ARC & CO. COMPLETE ON COMMERCIAL LOAN FOR OFFICE SPACE IN SPITALFIELDS LONDON

Arc & Co. are pleased to announce the completion of a refinance loan totalling £1.5 million  for 3,500 sq. ft of vacant office space in Spitalfields, London. Tom Berry from Arc & Co. lead on this deal.

The client, who recently redeveloped the ground floor commercial office space, was looking to refinance his development facility at the end of its term. Our brief from the client was to find a bridging option that would base the leverage on the open market value (OMV) of the property whilst still being vacant. A short term bridging loan of 9 months was requested based on estimatiations to sell the property.

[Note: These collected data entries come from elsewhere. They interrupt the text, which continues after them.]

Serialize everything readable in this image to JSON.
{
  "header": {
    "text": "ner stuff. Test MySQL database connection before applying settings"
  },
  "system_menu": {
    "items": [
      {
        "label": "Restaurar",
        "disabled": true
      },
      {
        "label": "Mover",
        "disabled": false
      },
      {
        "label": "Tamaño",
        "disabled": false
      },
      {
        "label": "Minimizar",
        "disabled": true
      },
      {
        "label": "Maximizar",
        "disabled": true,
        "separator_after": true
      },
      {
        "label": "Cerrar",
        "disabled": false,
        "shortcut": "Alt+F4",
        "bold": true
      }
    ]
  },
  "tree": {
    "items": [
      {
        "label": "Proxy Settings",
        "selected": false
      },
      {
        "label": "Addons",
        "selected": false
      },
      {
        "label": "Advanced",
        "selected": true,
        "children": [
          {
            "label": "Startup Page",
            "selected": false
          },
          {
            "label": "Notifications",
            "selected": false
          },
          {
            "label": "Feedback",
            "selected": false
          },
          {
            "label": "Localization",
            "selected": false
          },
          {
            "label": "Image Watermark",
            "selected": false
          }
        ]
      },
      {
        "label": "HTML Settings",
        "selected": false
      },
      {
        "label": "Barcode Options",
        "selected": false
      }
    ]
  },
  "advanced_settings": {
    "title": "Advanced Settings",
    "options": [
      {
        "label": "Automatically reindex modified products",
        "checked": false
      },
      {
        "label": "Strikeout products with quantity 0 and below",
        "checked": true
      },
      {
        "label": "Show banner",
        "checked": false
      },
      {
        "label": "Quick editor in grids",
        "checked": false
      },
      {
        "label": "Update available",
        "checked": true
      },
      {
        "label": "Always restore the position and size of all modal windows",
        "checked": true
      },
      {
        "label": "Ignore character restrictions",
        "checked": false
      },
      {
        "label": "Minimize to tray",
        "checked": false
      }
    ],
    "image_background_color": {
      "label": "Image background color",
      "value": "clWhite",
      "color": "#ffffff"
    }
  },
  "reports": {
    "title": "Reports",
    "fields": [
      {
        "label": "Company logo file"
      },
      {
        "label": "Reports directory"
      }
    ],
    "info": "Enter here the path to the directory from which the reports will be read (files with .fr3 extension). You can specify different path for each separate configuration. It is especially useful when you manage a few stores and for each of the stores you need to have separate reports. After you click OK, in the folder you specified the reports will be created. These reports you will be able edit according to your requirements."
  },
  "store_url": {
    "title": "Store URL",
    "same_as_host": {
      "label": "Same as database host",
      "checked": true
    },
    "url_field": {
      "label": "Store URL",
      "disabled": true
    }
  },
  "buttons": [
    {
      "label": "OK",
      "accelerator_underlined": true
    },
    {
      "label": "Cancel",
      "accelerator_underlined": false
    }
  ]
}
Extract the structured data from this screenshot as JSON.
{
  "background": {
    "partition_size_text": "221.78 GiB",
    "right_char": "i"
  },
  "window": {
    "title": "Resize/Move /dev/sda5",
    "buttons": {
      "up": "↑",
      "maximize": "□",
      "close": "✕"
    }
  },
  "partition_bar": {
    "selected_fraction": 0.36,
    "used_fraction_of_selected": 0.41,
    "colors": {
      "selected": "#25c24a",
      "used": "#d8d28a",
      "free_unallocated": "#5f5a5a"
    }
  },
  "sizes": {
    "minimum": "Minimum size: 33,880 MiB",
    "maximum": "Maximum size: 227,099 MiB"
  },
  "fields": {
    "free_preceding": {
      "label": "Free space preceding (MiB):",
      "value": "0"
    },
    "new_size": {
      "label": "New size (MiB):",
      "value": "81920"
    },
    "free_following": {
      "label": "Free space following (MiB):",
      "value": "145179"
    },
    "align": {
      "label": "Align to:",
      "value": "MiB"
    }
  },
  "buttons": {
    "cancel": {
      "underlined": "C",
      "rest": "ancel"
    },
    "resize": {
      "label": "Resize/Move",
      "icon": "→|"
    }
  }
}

Arc & Co. arranged a development exit bridge loan at 70% Loan-to-Value (LTV) and at an interest rate of 0.75% with a full interest roll-up on a 9 month term.

Tom Berry – Asset Finance Advisor at Arc & Co. commented:  “It was a pleasure to work with the client to find a lending solution in a short space of time and help revise the asset strategy. We are finding that an increasing number of our clients are benefitting from short-term bridging loans as they provide flexibility and speed.”

Colin Stevens – Head of Bridging Finance at PCF Bank Limited added:  “Tom, thank you for your help in getting this deal over the line. Your help with funding this project and ability to manage the various moving parts was very helpful. I hope we are able to do many more deals together going forward.”